Ryan gave an impassioned speech not unlike many of the speeches he’s given on the floor of the House.  It could have only been a couple minutes, then he was gone.  Following Ryan were a host of speakers, including Wisconsin GOP Chair Reince Priebus.  Priebus had a tough task ahead of him – a good number of the attendees in the crowd equally blame Republicans for the shoddy state of government finances, and he received a couple cat calls to that effect.  But he did a really good job of throwing out the red meat, and by the end of his speech, seems to have more than won the crowd over.

After Priebus spoke, I began winding my way through the crowd to try to observe some of the sights.  The faux-bankers at One Wisconsin Now were giving media interviews, accusing everyone at the rally of being the wealthiest 1% of wage earners.  (Apparently, the liberal groups are unaware that they RUN THE ENTIRE GOVERNMENT now.)

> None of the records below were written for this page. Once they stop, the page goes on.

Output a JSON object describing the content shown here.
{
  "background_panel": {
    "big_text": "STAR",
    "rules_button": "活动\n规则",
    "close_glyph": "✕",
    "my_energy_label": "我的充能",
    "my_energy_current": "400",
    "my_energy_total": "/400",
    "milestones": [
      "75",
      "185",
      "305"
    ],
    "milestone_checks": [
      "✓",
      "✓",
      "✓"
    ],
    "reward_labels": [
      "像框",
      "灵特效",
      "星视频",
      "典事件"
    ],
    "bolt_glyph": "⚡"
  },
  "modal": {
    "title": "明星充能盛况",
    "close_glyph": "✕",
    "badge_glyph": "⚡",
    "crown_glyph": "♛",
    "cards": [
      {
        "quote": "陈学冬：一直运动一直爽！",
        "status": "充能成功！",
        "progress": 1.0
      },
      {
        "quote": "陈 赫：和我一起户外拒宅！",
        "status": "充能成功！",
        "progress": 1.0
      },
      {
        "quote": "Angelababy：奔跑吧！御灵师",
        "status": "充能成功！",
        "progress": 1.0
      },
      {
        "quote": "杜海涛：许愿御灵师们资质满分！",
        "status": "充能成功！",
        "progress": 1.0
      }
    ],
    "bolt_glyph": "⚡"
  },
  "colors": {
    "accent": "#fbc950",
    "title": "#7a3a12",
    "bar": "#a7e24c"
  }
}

Just by scanning the crowd, you could see that, if anything, these people were the exact opposite.  They are just regular people afraid of losing their jobs – something government employees rarely have to fear – and hacked off at having to pay more of their money to a government that is using it to drive the state’s finances into a ditch.  Aesthetically, they had the look of 4,000 regular, main-street folks – for the cost of Governor Doyle’s trip to the Masters golf tournament, you probably could have bought them all haircuts.

As radio talk show host Vicki McKenna took the stage to wrap things up, the crowd was clearly tired and angry.  The sun had been beating down on them for hours as they listened to speech after speech of depressing (and accurate) descriptions of our government gone bad.  McKenna’s speech hit all the right notes – pointing out all the hidden policy in the budget, urging people to take action, and ordering them to go in and talk to their legislators.  She got a big ovation, then rally attendees broke up and started going their separate ways.

Will it make any difference in the budget?  Not likely.  All of the legislators sympathetic to the protestors’ causes were in attendance – but none of them actually run anything anymore.  Around late July this year, the budget is going to pass in something close to its currentform.  As a result, all these people will be back – probably with a few thousand more of their friends.

4 Comments

  1. I think that your article is off base. This tea party was more about taxation without representation and our constitutional rights being stolen from us. The people want the politicians to listen to them because the politicians work for us. We are the boss not them. These politicians also need to be held accountable for what they do. If they don’t start listening to the voters, they will be fired and replaced.

  2. Taxation without representation? Who do you think passed those federal budgets that George W. Bush signed? Who passed the budgets that Jim Doyle signed? Your representatives.

    If you don’t like ’em, change ’em. But didn’t we just have an election?

  3. While the pole seat may be a technological marvel, pity the poor sap who accidentally sets it upside-down.

  4. Dorkus Priebus

    April 17, 2009 at 7:33 pm

    Hey Reince, Toastmasters called. They offered a free lesson.